JAKARTA -- PT Garuda Indonesia menolak putusan Komisi Pengawas Persaingan Usaha (KPPU) yang menyatakan perseroan terbukti bersalah atas penerapan kartel fuel surcharge bersama sembilan maskapai penerbangan lainnya. VP Corporate Communication, PT Garuda Indonesia, Pujobroto mengatakan, mengingat putusan KPPU ini belum merupakan putusan final yang berkekuatan hukum tetap, maka Garuda akan mempelajari kemungkinan langkah hukum lebih lanjut.
Selama ini, lanjut dia, perseroan selalu menjunjung tinggi prinsip "good-corporate governance" dan supremasi hukum serta menghargai fungsi KPPU. "Perseroan secara tegas kami menolak putusan KPPU itu baik atas pertimbangan hukum maupun ekonomi," katanya dalam siaran pers di Jakarta, Rabu (5/5).
Dia menjelaskan, putusan KPPU terhadap Garuda Indonesia tersebut didasarkan pada asumsi dan fakta serta data yang keliru dan tidak akurat. "KPPU menggunakan tabel data tahun 2006 - 2009 untuk analisa Garuda, sementara data yang kami beri ke KPPU hanya data tahun 2006 dan 2008 karena data 2009 masih belum diaudit," kata Pujobroto.
Selain itu, sambung dia, analisa dan uji statistik yang dilakukan oleh KPPU tidak sesuai karena hanya dua maskapai yang memberikan data lengkap dari 12 maskapai yang ada. "Penerapan 'fuel surcharge' lazim dilakukan di industri penerbangan di dunia dan diterapkan karena ada peningkatan harga bahan bakar minyak yang terjadi," papar Pujobroto.

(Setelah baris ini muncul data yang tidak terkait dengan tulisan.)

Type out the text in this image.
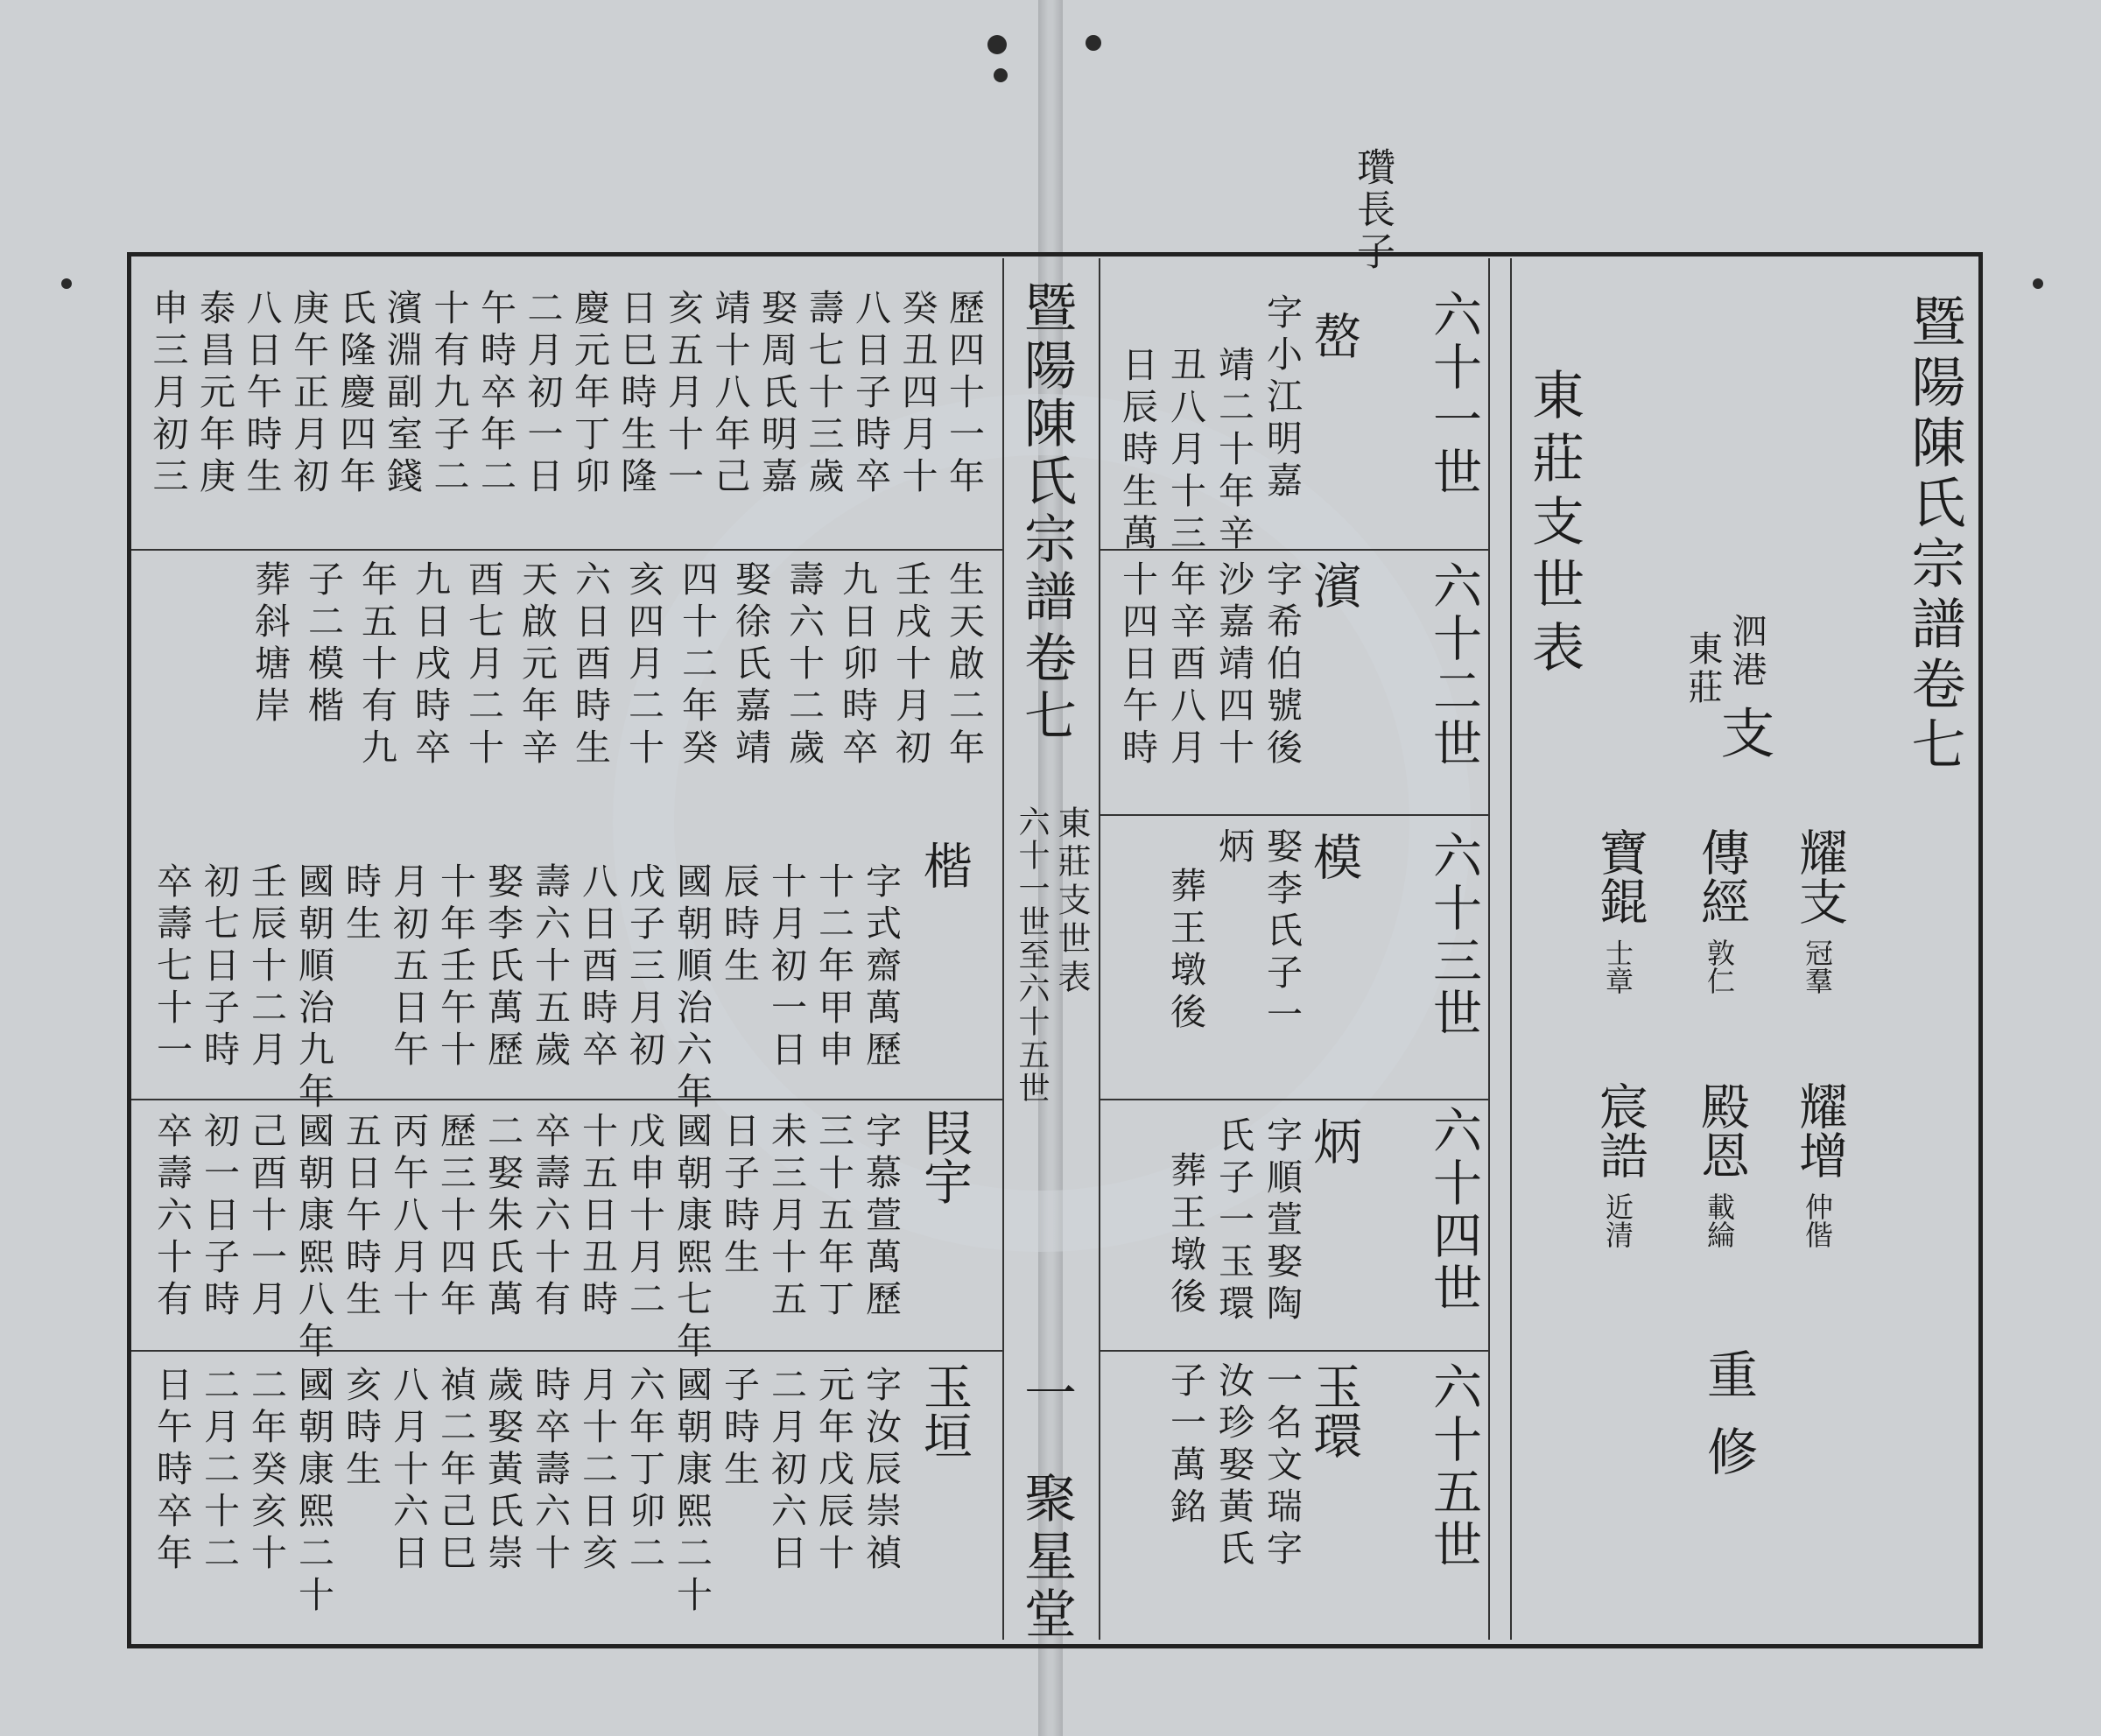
瓚長子
暨陽陳氏宗譜卷七
東莊支世表	泗港
東莊
支
耀支
冠羣
耀增
仲偕
傳經
敦仁
殿恩
載綸
寶錕
士章
宸誥
近清
重修
六十一世
六十二世
六十三世
六十四世
六十五世
嶅
濱
模
炳
玉環
字小江明嘉
靖二十年辛
丑八月十三
日辰時生萬
字希伯號後
沙嘉靖四十
年辛酉八月
十四日午時
娶李氏子一
炳
葬王墩後
字順萱娶陶
氏子一玉環
葬王墩後
一名文瑞字
汝珍娶黃氏
子一萬銘
暨陽陳氏宗譜
卷七
東莊支世表
六十一世至六十五世
一
聚星堂
歷四十一年
癸丑四月十
八日子時卒
壽七十三歲
娶周氏明嘉
靖十八年己
亥五月十一
日巳時生隆
慶元年丁卯
二月初一日
午時卒年二
十有九子二
濱淵副室錢
氏隆慶四年
庚午正月初
八日午時生
泰昌元年庚
申三月初三
生天啟二年
壬戌十月初
九日卯時卒
壽六十二歲
娶徐氏嘉靖
四十二年癸
亥四月二十
六日酉時生
天啟元年辛
酉七月二十
九日戌時卒
年五十有九
子二模楷
葬斜塘岸
楷
叚宇
玉垣
字式齋萬歷
十二年甲申
十月初一日
辰時生
國朝順治六年
戊子三月初
八日酉時卒
壽六十五歲
娶李氏萬歷
十年壬午十
月初五日午
時生
國朝順治九年
壬辰十二月
初七日子時
卒壽七十一
字慕萱萬歷
三十五年丁
未三月十五
日子時生
國朝康熙七年
戊申十月二
十五日丑時
卒壽六十有
二娶朱氏萬
歷三十四年
丙午八月十
五日午時生
國朝康熙八年
己酉十一月
初一日子時
卒壽六十有
字汝辰崇禎
元年戊辰十
二月初六日
子時生
國朝康熙二十
六年丁卯二
月十二日亥
時卒壽六十
歲娶黃氏崇
禎二年己巳
八月十六日
亥時生
國朝康熙二十
二年癸亥十
二月二十二
日午時卒年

Seperti diketahui, fuel surcharge bersifat fluktuatif dan merupakan upaya maskapai penerbangan mempersempit kesenjangan antara harga asumsi minyak yang ditetapkan dengan fluktuasi atau kenaikan harga minyak di pasar. Berdasar alasan itu, Garuda bersikeras penerapan fuel surcharge sama sekali bukan untuk mencari keuntungan, melainkan upaya untuk menutupi biaya bahan bakar.